Meatballs in Sugo
This recipe makes a generous amount of sugo, or “sauce” in Italian, so you will have plenty left over to serve with pasta as a primo or to save for another meal. Meatballs are prepared this way throughout southern Italy.
- 3 or 4 slices coarse country bread, crusts removed and bread crumbled, about 1 1/2 cups
- 1/2 cup milk
- 1 lb. ground beef chuck
- 1/2 lb. ground veal
- 1/2 lb. ground pork
- 2 eggs, lightly beaten
- 1 cup grated Parmigiano-Reggiano cheese
- 1/4 cup finely chopped fresh flat-leaf parsley
- 1 garlic clove, minced
- 1 1/2 tsp. sea salt
- Freshly ground pepper, to taste
- 2 Tbs. olive oil
For the sauce:
- 1 small yellow onion, finely chopped
- 1 garlic clove, minced
- 2 cans (each 28 oz.) crushed plum tomatoes with juices
- Sea salt and freshly ground pepper, to taste
- 3 or 4 fresh basil leaves, torn into small pieces
In a small bowl, mix the crumbled bread and milk and let stand for 10 minutes.
In a large bowl, combine the beef, veal, pork, eggs, cheese, parsley, garlic, salt and a few grinds of pepper. Squeeze the bread with your hands to remove the excess moisture and discard the liquid. Add the bread to the meat mixture and mix gently until combined.
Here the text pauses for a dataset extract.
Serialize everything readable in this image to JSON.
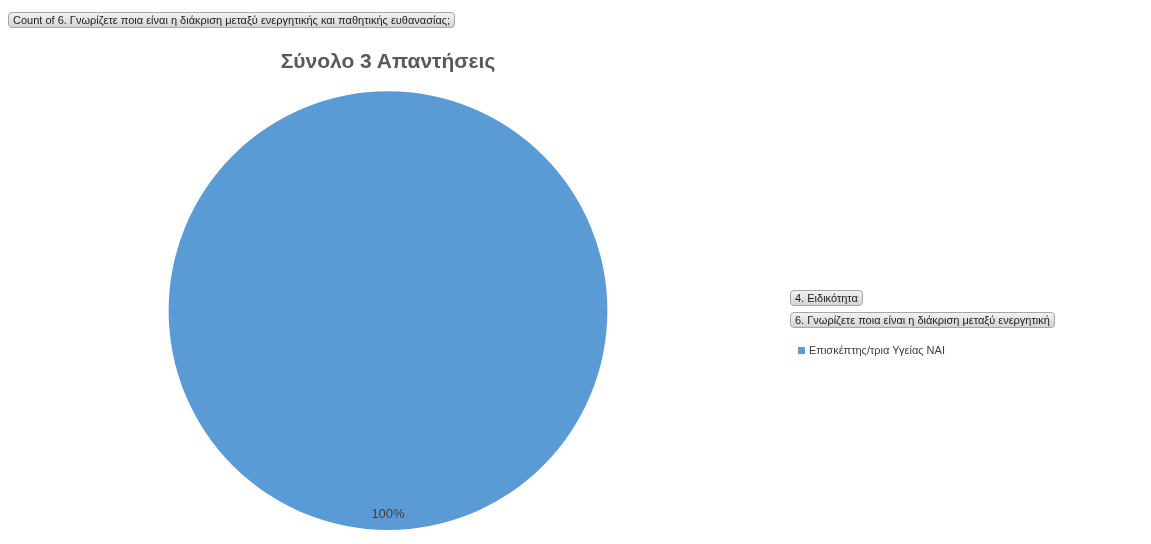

Rinse your hands with water but do not dry them. Shape the meat into 2-inch balls, rolling them lightly between your moistened palms. As the balls are made, set them aside on a large baking sheet.
In a fry pan large enough to hold all of the meatballs in a single layer, warm the olive oil over medium-high heat. Add the meatballs and cook, turning them occasionally, until crisp and browned on all sides, about 15 minutes. Transfer the meatballs to a plate and drain off all but 2 Tbs. of the fat from the pan.
To make the sauce, return the pan to medium heat, add the onion and sauté until softened and golden, about 5 minutes. Stir in the garlic and sauté until fragrant, about 30 seconds. Add the tomatoes and their juices, stir well and deglaze the pan, scraping up any brown bits from the bottom. Season with salt and pepper and bring to a simmer. Cook until the sauce thickens, about 20 minutes. Stir in the basil.
Return the meatballs to the pan and cook, basting them often with the sauce, until hot and cooked through, about 10 minutes. Transfer the meatballs to a warmed platter and spoon some of the sauce over them; reserve the remaining sauce for another use. Serve immediately. Serves 6 to 8.
Adapted from Williams-Sonoma Essentials of Italian by Michele Scicolone (Oxmoor House, 2007).